Claude Boujon, favolista nato a Parigi nel 1930, è un premiato autore e illustratore di letteratura per l’infanzia in lingua francese. Tra i suoi libri più famosi, non si può non considerare La sedia blu, edita da Babalibri nel 2011.
La storia narra di due simpatici cagnolini, Bruscolo e Botolo, che passeggiano annoiati nel deserto e all’improvviso si imbattono in una sedia blu. Non bisogna attendere molto prima che essa diventi per loro la miglior compagna di giochi con cui vivere fantastiche avventure. Per i due personaggi infatti “la sedia è qualcosa di magnifico. Si può trasformare in una slitta, in un camion dei pompieri..” ; almeno fino a quando non arriva un cammello, che avvicinandosi urla in faccia la propria razionalità: “una sedia è fatta per sedersi!”.
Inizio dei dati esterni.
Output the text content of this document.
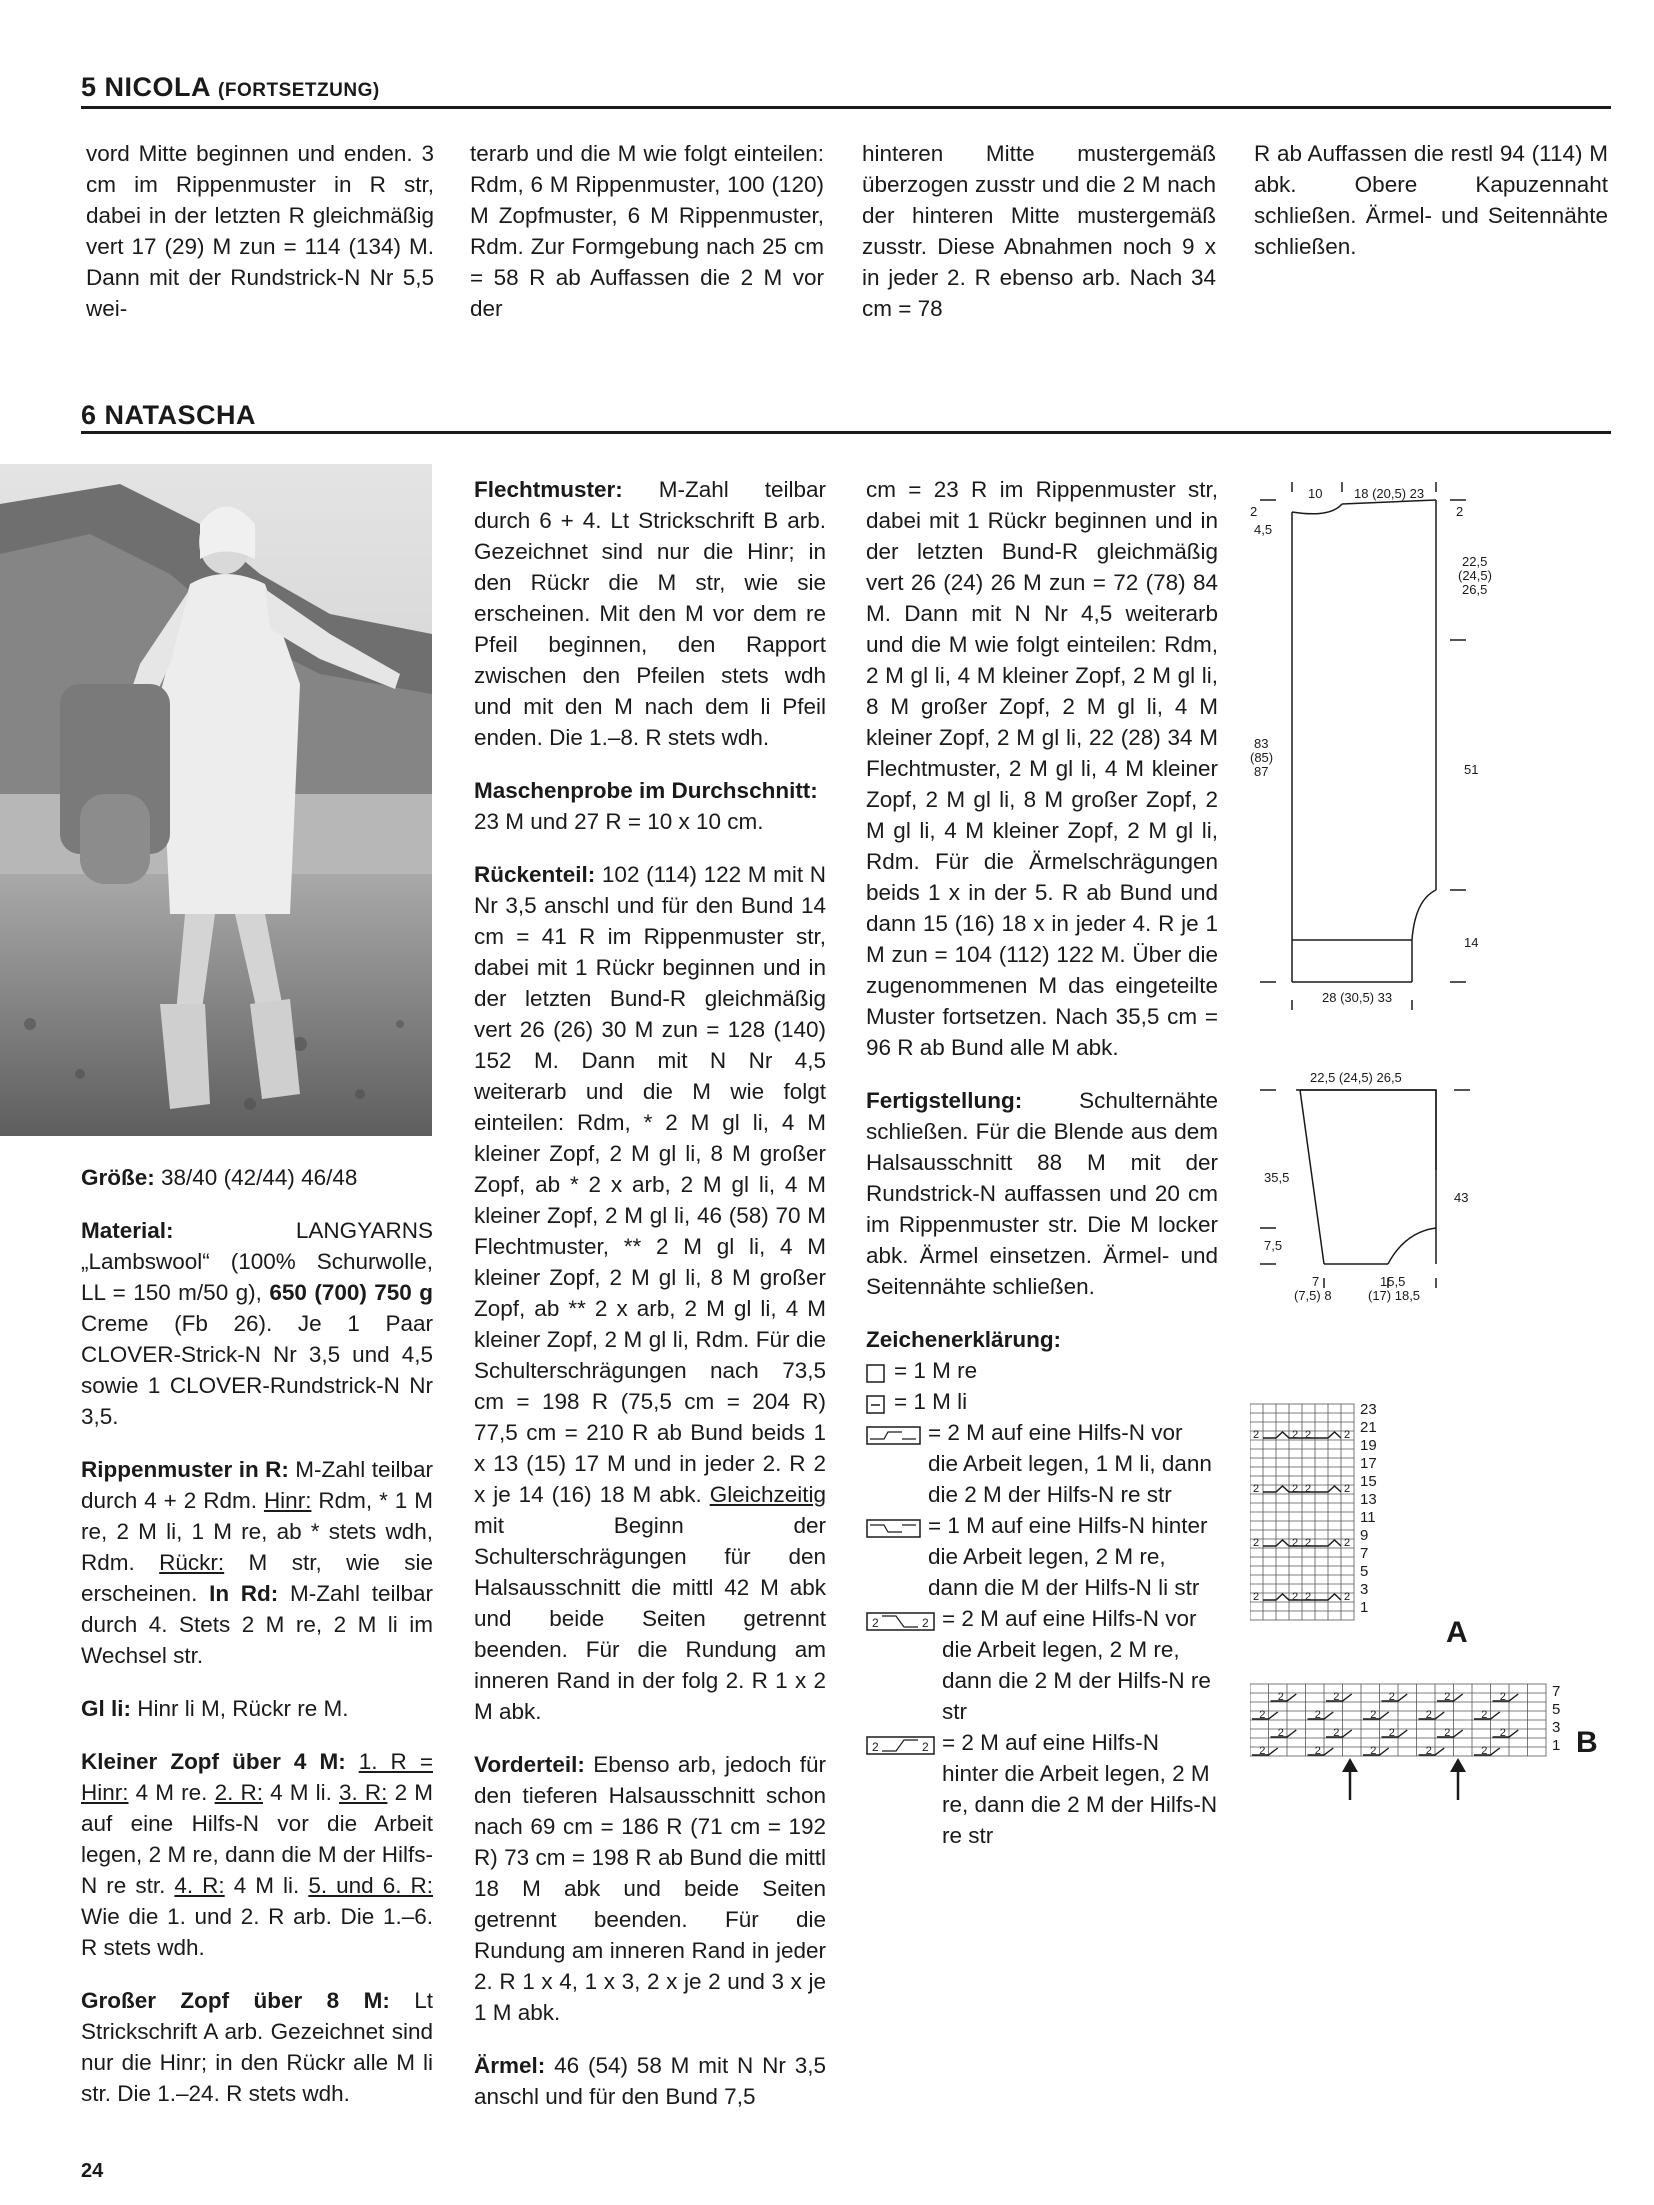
5 NICOLA (FORTSETZUNG)

vord Mitte beginnen und enden. 3 cm im Rippenmuster in R str, dabei in der letzten R gleichmäßig vert 17 (29) M zun = 114 (134) M. Dann mit der Rundstrick-N Nr 5,5 wei-

terarb und die M wie folgt einteilen: Rdm, 6 M Rippenmuster, 100 (120) M Zopfmuster, 6 M Rippenmuster, Rdm. Zur Formgebung nach 25 cm = 58 R ab Auffassen die 2 M vor der

hinteren Mitte mustergemäß überzogen zusstr und die 2 M nach der hinteren Mitte mustergemäß zusstr. Diese Abnahmen noch 9 x in jeder 2. R ebenso arb. Nach 34 cm = 78

R ab Auffassen die restl 94 (114) M abk. Obere Kapuzennaht schließen. Ärmel- und Seitennähte schließen.

6 NATASCHA

Größe: 38/40 (42/44) 46/48

Material: LANGYARNS „Lambswool“ (100% Schurwolle, LL = 150 m/50 g), 650 (700) 750 g Creme (Fb 26). Je 1 Paar CLOVER-Strick-N Nr 3,5 und 4,5 sowie 1 CLOVER-Rundstrick-N Nr 3,5.

Rippenmuster in R: M-Zahl teilbar durch 4 + 2 Rdm. Hinr: Rdm, * 1 M re, 2 M li, 1 M re, ab * stets wdh, Rdm. Rückr: M str, wie sie erscheinen. In Rd: M-Zahl teilbar durch 4. Stets 2 M re, 2 M li im Wechsel str.

Gl li: Hinr li M, Rückr re M.

Kleiner Zopf über 4 M: 1. R = Hinr: 4 M re. 2. R: 4 M li. 3. R: 2 M auf eine Hilfs-N vor die Arbeit legen, 2 M re, dann die M der Hilfs-N re str. 4. R: 4 M li. 5. und 6. R: Wie die 1. und 2. R arb. Die 1.–6. R stets wdh.

Großer Zopf über 8 M: Lt Strickschrift A arb. Gezeichnet sind nur die Hinr; in den Rückr alle M li str. Die 1.–24. R stets wdh.

Flechtmuster: M-Zahl teilbar durch 6 + 4. Lt Strickschrift B arb. Gezeichnet sind nur die Hinr; in den Rückr die M str, wie sie erscheinen. Mit den M vor dem re Pfeil beginnen, den Rapport zwischen den Pfeilen stets wdh und mit den M nach dem li Pfeil enden. Die 1.–8. R stets wdh.

Maschenprobe im Durchschnitt:
23 M und 27 R = 10 x 10 cm.

Rückenteil: 102 (114) 122 M mit N Nr 3,5 anschl und für den Bund 14 cm = 41 R im Rippenmuster str, dabei mit 1 Rückr beginnen und in der letzten Bund-R gleichmäßig vert 26 (26) 30 M zun = 128 (140) 152 M. Dann mit N Nr 4,5 weiterarb und die M wie folgt einteilen: Rdm, * 2 M gl li, 4 M kleiner Zopf, 2 M gl li, 8 M großer Zopf, ab * 2 x arb, 2 M gl li, 4 M kleiner Zopf, 2 M gl li, 46 (58) 70 M Flechtmuster, ** 2 M gl li, 4 M kleiner Zopf, 2 M gl li, 8 M großer Zopf, ab ** 2 x arb, 2 M gl li, 4 M kleiner Zopf, 2 M gl li, Rdm. Für die Schulterschrägungen nach 73,5 cm = 198 R (75,5 cm = 204 R) 77,5 cm = 210 R ab Bund beids 1 x 13 (15) 17 M und in jeder 2. R 2 x je 14 (16) 18 M abk. Gleichzeitig mit Beginn der Schulterschrägungen für den Halsausschnitt die mittl 42 M abk und beide Seiten getrennt beenden. Für die Rundung am inneren Rand in der folg 2. R 1 x 2 M abk.

Vorderteil: Ebenso arb, jedoch für den tieferen Halsausschnitt schon nach 69 cm = 186 R (71 cm = 192 R) 73 cm = 198 R ab Bund die mittl 18 M abk und beide Seiten getrennt beenden. Für die Rundung am inneren Rand in jeder 2. R 1 x 4, 1 x 3, 2 x je 2 und 3 x je 1 M abk.

Ärmel: 46 (54) 58 M mit N Nr 3,5 anschl und für den Bund 7,5

cm = 23 R im Rippenmuster str, dabei mit 1 Rückr beginnen und in der letzten Bund-R gleichmäßig vert 26 (24) 26 M zun = 72 (78) 84 M. Dann mit N Nr 4,5 weiterarb und die M wie folgt einteilen: Rdm, 2 M gl li, 4 M kleiner Zopf, 2 M gl li, 8 M großer Zopf, 2 M gl li, 4 M kleiner Zopf, 2 M gl li, 22 (28) 34 M Flechtmuster, 2 M gl li, 4 M kleiner Zopf, 2 M gl li, 8 M großer Zopf, 2 M gl li, 4 M kleiner Zopf, 2 M gl li, Rdm. Für die Ärmelschrägungen beids 1 x in der 5. R ab Bund und dann 15 (16) 18 x in jeder 4. R je 1 M zun = 104 (112) 122 M. Über die zugenommenen M das eingeteilte Muster fortsetzen. Nach 35,5 cm = 96 R ab Bund alle M abk.

Fertigstellung: Schulternähte schließen. Für die Blende aus dem Halsausschnitt 88 M mit der Rundstrick-N auffassen und 20 cm im Rippenmuster str. Die M locker abk. Ärmel einsetzen. Ärmel- und Seitennähte schließen.

Zeichenerklärung:
= 1 M re
= 1 M li
= 2 M auf eine Hilfs-N vor die Arbeit legen, 1 M li, dann die 2 M der Hilfs-N re str
= 1 M auf eine Hilfs-N hinter die Arbeit legen, 2 M re, dann die M der Hilfs-N li str
2	2 = 2 M auf eine Hilfs-N vor die Arbeit legen, 2 M re, dann die 2 M der Hilfs-N re str
2	2 = 2 M auf eine Hilfs-N hinter die Arbeit legen, 2 M re, dann die 2 M der Hilfs-N re str
2
10 18 (20,5) 23
2
4,5
22,5
(24,5)
26,5
83
(85)
87	51
14
28 (30,5) 33
22,5 (24,5) 26,5
35,5
43
7,5
7
(7,5) 8
15,5
(17) 18,5
2	2 2	2
2	2 2	2
2	2 2	2
2	2 2	2
23
21
19
17
15
13
11
9
7
5
3
1
A
2	2	2	2	2
2	2	2	2	2
2	2	2	2	2
2	2	2	2	2	7
5
3
1 B
24
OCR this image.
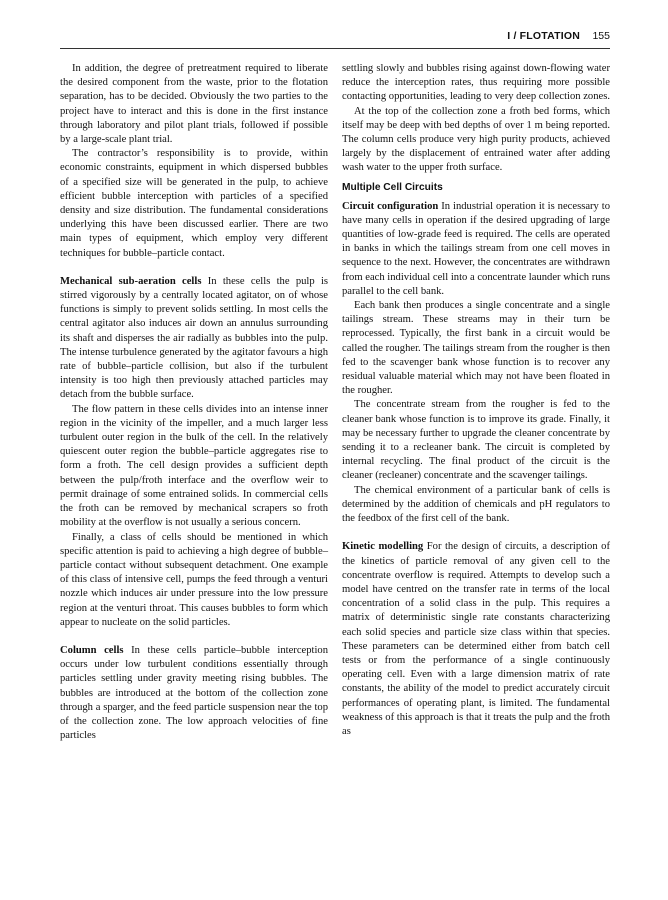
I / FLOTATION 155

In addition, the degree of pretreatment required to liberate the desired component from the waste, prior to the flotation separation, has to be decided. Obviously the two parties to the project have to interact and this is done in the first instance through laboratory and pilot plant trials, followed if possible by a large-scale plant trial.

The contractor’s responsibility is to provide, within economic constraints, equipment in which dispersed bubbles of a specified size will be generated in the pulp, to achieve efficient bubble interception with particles of a specified density and size distribution. The fundamental considerations underlying this have been discussed earlier. There are two main types of equipment, which employ very different techniques for bubble–particle contact.

Mechanical sub-aeration cells In these cells the pulp is stirred vigorously by a centrally located agitator, on of whose functions is simply to prevent solids settling. In most cells the central agitator also induces air down an annulus surrounding its shaft and disperses the air radially as bubbles into the pulp. The intense turbulence generated by the agitator favours a high rate of bubble–particle collision, but also if the turbulent intensity is too high then previously attached particles may detach from the bubble surface.

The flow pattern in these cells divides into an intense inner region in the vicinity of the impeller, and a much larger less turbulent outer region in the bulk of the cell. In the relatively quiescent outer region the bubble–particle aggregates rise to form a froth. The cell design provides a sufficient depth between the pulp/froth interface and the overflow weir to permit drainage of some entrained solids. In commercial cells the froth can be removed by mechanical scrapers so froth mobility at the overflow is not usually a serious concern.

Finally, a class of cells should be mentioned in which specific attention is paid to achieving a high degree of bubble–particle contact without subsequent detachment. One example of this class of intensive cell, pumps the feed through a venturi nozzle which induces air under pressure into the low pressure region at the venturi throat. This causes bubbles to form which appear to nucleate on the solid particles.

Column cells In these cells particle–bubble interception occurs under low turbulent conditions essentially through particles settling under gravity meeting rising bubbles. The bubbles are introduced at the bottom of the collection zone through a sparger, and the feed particle suspension near the top of the collection zone. The low approach velocities of fine particles

settling slowly and bubbles rising against down-flowing water reduce the interception rates, thus requiring more possible contacting opportunities, leading to very deep collection zones.

At the top of the collection zone a froth bed forms, which itself may be deep with bed depths of over 1 m being reported. The column cells produce very high purity products, achieved largely by the displacement of entrained water after adding wash water to the upper froth surface.

Multiple Cell Circuits

Circuit configuration In industrial operation it is necessary to have many cells in operation if the desired upgrading of large quantities of low-grade feed is required. The cells are operated in banks in which the tailings stream from one cell moves in sequence to the next. However, the concentrates are withdrawn from each individual cell into a concentrate launder which runs parallel to the cell bank.

Each bank then produces a single concentrate and a single tailings stream. These streams may in their turn be reprocessed. Typically, the first bank in a circuit would be called the rougher. The tailings stream from the rougher is then fed to the scavenger bank whose function is to recover any residual valuable material which may not have been floated in the rougher.

The concentrate stream from the rougher is fed to the cleaner bank whose function is to improve its grade. Finally, it may be necessary further to upgrade the cleaner concentrate by sending it to a recleaner bank. The circuit is completed by internal recycling. The final product of the circuit is the cleaner (recleaner) concentrate and the scavenger tailings.

The chemical environment of a particular bank of cells is determined by the addition of chemicals and pH regulators to the feedbox of the first cell of the bank.

Kinetic modelling For the design of circuits, a description of the kinetics of particle removal of any given cell to the concentrate overflow is required. Attempts to develop such a model have centred on the transfer rate in terms of the local concentration of a solid class in the pulp. This requires a matrix of deterministic single rate constants characterizing each solid species and particle size class within that species. These parameters can be determined either from batch cell tests or from the performance of a single continuously operating cell. Even with a large dimension matrix of rate constants, the ability of the model to predict accurately circuit performances of operating plant, is limited. The fundamental weakness of this approach is that it treats the pulp and the froth as
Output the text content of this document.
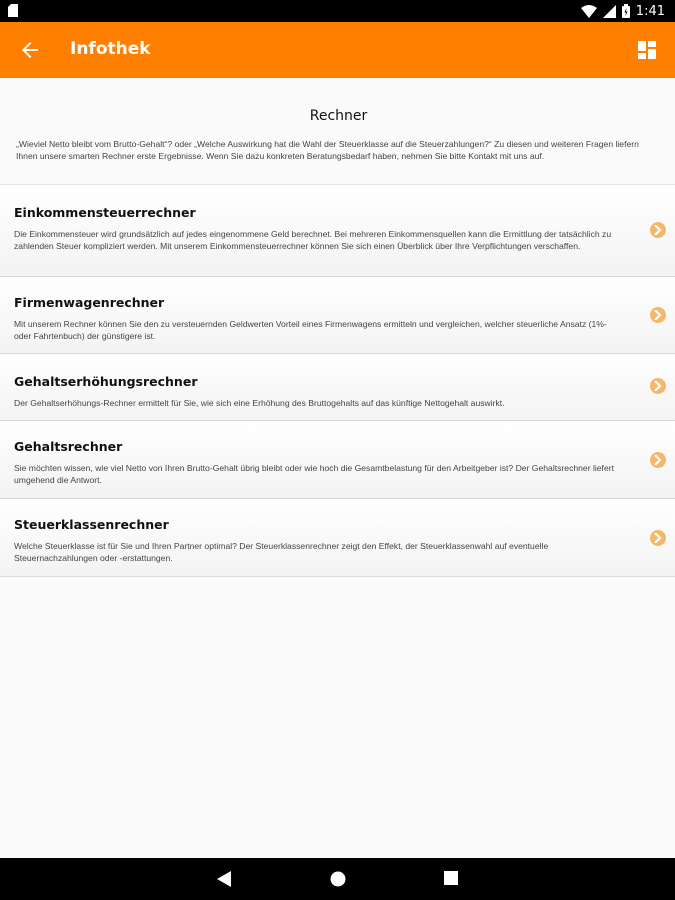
1:41
Infothek
Rechner

„Wieviel Netto bleibt vom Brutto-Gehalt“? oder „Welche Auswirkung hat die Wahl der Steuerklasse auf die Steuerzahlungen?“ Zu diesen und weiteren Fragen liefern Ihnen unsere smarten Rechner erste Ergebnisse. Wenn Sie dazu konkreten Beratungsbedarf haben, nehmen Sie bitte Kontakt mit uns auf.

Einkommensteuerrechner
Die Einkommensteuer wird grundsätzlich auf jedes eingenommene Geld berechnet. Bei mehreren Einkommensquellen kann die Ermittlung der tatsächlich zu zahlenden Steuer kompliziert werden. Mit unserem Einkommensteuerrechner können Sie sich einen Überblick über Ihre Verpflichtungen verschaffen.
Firmenwagenrechner
Mit unserem Rechner können Sie den zu versteuernden Geldwerten Vorteil eines Firmenwagens ermitteln und vergleichen, welcher steuerliche Ansatz (1%- oder Fahrtenbuch) der günstigere ist.
Gehaltserhöhungsrechner
Der Gehaltserhöhungs-Rechner ermittelt für Sie, wie sich eine Erhöhung des Bruttogehalts auf das künftige Nettogehalt auswirkt.
Gehaltsrechner
Sie möchten wissen, wie viel Netto von Ihren Brutto-Gehalt übrig bleibt oder wie hoch die Gesamtbelastung für den Arbeitgeber ist? Der Gehaltsrechner liefert umgehend die Antwort.
Steuerklassenrechner
Welche Steuerklasse ist für Sie und Ihren Partner optimal? Der Steuerklassenrechner zeigt den Effekt, der Steuerklassenwahl auf eventuelle Steuernachzahlungen oder -erstattungen.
Una storia illustrata con disegni stilizzati e dai colori tenui, dominati dal giallo del deserto e il blu in netto contrasto della sedia, efficacissimi per lasciare libero corso alla fantasia e all’immaginazione.
Il libro propone al bambino un viaggio nella mente, accompagnandolo e trascinandolo in un mondo molto più colorato e ricco di quello che si è abituati a vedere con lo sguardo adulto, di un cammello. La lettura è scorrevole, poco impegnativa sul piano lessicale e grammaticale, e adatta sia a bambini più grandi, sia a quelli alle prime armi con la parola.
Il libro si presta a numerose attività e percorsi didattici; riflettere insieme e proporre ai bambini oggetti non strutturati da la possibilità all’educatrice o a chi si prende cura del bambino di osservare le interazioni, le modalità di gioco messe in atto con il materiale, ed esplorare così il loro mondo interno, sollecitando e mantenendo accesso il fuoco dell’immaginazione.
La potenzialità di questo libro risiede infatti nel presentarsi come un testo semplice e allegro, improntato sulla fantasia dei bambini, che li porta a sviluppare creatività e intelligenza, e porta gli adulti a riflettere. Per i bambini il gioco è una delle attività cognitive fondamentali, e il ruolo dell’adulto non dovrebbe essere quello di smorzare quella spensieratezza e quella fantasia che ogni bambino possiede, ma di promuoverla. Il gioco è indispensabile per lo sviluppo cognitivo dell’individuo, è attività cognitiva. Come sosteneva Bruno Munari, promuovere creatività ed immaginazione nella mente del bambino è una prerogativa necessaria affinché egli diventi un adulto felice, in grado di costruire il suo mondo, sperimentando liberamente emozioni, sentimenti, forme e valori. Il bambino creativo dotato di libera immaginazione di oggi, sarà l’adulto creativo e felice del domani.
E allora perchè non proporre un libro che alimenta e interroga la loro immaginazione?